If you find that the assumptions fail for things in wycheproof/testvectors
definitely let me know.
Data conversion#
As discussed in Data conversion
the automatic data conversion of hexadecimal strings
to bytes
or int
s will miss things
that you will need to manually handle, perhaps with the help of
deserialize_top_level()
.
Additionally there are currently (August 29, 2025)
52 test files in the wycheproof project that are missing schemas.
In these cases, no automatic conversion will be attempted
and TestData.formats
will be empty.
TestData.schema_is_valid()
can be used to check
if there was a problem during schema loading and validation.
TestData.schema_file
can be used for further debugging.
It is also possible that it will attempt to convert things it shouldn’t or be mistaken about which conversion to use. If you find that this occurs, please let me know.
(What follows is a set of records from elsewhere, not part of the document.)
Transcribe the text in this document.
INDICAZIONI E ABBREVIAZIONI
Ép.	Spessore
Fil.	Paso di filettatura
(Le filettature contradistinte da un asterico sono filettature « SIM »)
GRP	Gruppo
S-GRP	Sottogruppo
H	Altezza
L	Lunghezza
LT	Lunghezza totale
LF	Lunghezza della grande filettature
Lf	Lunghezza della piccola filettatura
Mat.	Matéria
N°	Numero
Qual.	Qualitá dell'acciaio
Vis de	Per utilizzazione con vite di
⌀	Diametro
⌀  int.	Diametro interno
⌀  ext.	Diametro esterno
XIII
Other data is just the left overs#
The dictionaries
TestData.other_data
,
TestGroup.other_data
,
and TestCase.other_data
exclude things for which those classes automatically offer as properties.
For example, the existence of TestGroup.algorithm
means that
trying something like test_data.other_data["algorithm"]
will result
in a KeyError
.
There are reasons for my choice here. Perhaps not good reasons, but reasons none the less.